No, they wouldn’t be pleased. The rest of the crew was only interested in planets. At least, Boiler and Doolittle were. Pinback was interested in everything without being interested in anything.

But the other two—they liked planets well enough. Habitable ones first of all and then unstable ones that might make the others uninhabitable at some unseen future time. Lately he felt that Doolittle in particular was growing more and more fond of the unstable ones, and that bothered Talby for reasons he couldn’t pin down.

Insignificant, germ-ridden dust specks—planets. Inconsequential motes, fungi on the skin of the galaxy. He tilted the chair more steeply and stared smugly outward.

Let Doolittle and Boiler and Pinback have their moldy little worlds. He, Talby, existed in perfect oneness with the stars themselves. How could he bring himself to notice anything as minute as a mere planet?

Oh, there were other things big enough to interest him. Occasional nebulae—delicate, pretty, but insubstantial. The infrequent aberrations, like black holes, were unaesthetic.

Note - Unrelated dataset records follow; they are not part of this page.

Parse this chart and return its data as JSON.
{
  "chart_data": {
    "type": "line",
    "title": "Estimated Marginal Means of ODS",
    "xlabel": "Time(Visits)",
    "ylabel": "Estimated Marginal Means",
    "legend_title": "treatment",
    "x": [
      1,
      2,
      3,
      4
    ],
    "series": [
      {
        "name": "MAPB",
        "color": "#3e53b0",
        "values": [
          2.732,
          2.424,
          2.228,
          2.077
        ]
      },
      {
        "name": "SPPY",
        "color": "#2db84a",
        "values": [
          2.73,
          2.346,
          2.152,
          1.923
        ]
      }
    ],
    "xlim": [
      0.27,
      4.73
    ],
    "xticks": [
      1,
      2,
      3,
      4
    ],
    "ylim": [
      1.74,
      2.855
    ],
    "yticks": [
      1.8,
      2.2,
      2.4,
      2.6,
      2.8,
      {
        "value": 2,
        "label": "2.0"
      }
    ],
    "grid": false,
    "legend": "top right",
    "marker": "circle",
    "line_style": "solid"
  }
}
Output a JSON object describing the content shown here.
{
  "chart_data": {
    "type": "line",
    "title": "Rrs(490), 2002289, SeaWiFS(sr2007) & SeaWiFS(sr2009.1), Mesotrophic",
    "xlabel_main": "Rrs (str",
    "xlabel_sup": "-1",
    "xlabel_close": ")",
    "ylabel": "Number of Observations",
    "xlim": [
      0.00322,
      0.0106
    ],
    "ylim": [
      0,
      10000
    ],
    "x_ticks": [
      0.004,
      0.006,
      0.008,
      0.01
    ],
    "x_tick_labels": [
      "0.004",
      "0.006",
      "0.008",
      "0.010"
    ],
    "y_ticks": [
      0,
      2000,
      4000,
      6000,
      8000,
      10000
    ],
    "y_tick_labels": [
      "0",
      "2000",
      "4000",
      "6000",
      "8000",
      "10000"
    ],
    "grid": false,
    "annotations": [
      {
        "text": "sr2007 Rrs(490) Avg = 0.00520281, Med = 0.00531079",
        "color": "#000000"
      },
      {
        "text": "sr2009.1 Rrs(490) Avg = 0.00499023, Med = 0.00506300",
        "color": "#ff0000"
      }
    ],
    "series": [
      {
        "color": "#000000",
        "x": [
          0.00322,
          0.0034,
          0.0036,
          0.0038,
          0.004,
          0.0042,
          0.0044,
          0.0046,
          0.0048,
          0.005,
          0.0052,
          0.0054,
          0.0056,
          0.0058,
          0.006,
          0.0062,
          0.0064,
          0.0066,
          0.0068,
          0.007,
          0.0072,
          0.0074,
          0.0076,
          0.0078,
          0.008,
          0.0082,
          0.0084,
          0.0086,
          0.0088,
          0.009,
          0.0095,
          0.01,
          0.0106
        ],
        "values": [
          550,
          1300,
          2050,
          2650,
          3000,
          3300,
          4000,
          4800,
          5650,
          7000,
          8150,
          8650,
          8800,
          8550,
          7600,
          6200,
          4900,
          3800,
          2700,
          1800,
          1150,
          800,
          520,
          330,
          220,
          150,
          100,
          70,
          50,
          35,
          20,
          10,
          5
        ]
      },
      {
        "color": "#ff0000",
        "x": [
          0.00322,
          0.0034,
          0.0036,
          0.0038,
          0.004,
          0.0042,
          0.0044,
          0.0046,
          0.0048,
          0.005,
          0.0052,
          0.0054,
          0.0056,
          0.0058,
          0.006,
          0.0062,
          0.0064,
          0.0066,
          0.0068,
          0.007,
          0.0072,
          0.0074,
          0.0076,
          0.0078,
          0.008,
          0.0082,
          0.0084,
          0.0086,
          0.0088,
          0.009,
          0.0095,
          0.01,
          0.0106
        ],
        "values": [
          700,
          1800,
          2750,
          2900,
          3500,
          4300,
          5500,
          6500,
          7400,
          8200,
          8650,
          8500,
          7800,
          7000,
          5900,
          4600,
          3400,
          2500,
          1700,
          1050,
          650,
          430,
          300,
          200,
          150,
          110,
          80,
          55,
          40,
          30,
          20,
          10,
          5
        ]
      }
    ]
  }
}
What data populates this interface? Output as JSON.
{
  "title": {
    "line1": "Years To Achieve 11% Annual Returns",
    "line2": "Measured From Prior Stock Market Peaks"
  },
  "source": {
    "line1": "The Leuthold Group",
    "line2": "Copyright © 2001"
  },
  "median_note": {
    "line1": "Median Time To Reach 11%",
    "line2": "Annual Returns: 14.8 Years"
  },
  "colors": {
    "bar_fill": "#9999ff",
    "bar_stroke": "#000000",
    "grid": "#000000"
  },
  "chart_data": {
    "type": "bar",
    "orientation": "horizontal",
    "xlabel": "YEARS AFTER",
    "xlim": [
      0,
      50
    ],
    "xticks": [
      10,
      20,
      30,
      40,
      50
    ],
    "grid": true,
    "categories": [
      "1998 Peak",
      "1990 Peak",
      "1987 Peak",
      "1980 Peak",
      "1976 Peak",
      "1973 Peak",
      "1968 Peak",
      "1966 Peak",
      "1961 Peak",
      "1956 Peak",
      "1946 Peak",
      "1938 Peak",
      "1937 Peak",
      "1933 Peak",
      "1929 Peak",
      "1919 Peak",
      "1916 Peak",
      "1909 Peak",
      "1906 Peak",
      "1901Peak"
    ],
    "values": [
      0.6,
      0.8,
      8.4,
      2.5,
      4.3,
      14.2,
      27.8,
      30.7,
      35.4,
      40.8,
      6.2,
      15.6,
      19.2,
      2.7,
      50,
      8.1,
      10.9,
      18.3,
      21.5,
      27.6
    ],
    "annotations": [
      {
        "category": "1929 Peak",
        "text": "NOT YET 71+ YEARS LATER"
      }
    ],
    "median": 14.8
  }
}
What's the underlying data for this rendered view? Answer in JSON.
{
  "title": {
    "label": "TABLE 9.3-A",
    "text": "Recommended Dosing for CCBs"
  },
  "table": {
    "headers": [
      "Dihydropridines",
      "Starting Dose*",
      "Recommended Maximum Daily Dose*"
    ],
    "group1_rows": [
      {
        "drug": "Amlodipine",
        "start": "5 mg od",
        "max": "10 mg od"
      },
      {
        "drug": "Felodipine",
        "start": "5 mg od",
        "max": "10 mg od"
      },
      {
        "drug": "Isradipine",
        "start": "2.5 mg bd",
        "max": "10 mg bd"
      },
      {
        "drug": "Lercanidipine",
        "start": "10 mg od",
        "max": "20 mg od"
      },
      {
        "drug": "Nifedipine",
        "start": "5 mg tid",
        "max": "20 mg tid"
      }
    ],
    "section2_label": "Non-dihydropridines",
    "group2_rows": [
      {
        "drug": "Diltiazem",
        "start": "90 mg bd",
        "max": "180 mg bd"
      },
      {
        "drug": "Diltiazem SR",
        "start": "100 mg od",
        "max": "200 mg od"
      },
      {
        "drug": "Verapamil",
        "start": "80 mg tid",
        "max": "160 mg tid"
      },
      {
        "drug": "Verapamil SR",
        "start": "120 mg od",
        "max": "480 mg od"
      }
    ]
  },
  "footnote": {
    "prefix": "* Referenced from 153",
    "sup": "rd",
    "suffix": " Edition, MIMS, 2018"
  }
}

Let Doolittle and the others think what they might about him; he wasn’t troubled. He would stay civil no matter what dark thoughts they voiced. Let them think anything they liked so long as they kept the ship running efficiently for him.

For that was how the head astronomer of the Dark Star had come to think of it. He was no longer a component of the ship—rather, the ship existed to support him. He sighed in perfect contentment

As long as the others left him alone to commune with his friends, the stars, he was happy. The motionless myriad suns were companions enough for him. The suns, and perhaps, someday, the Phoenix.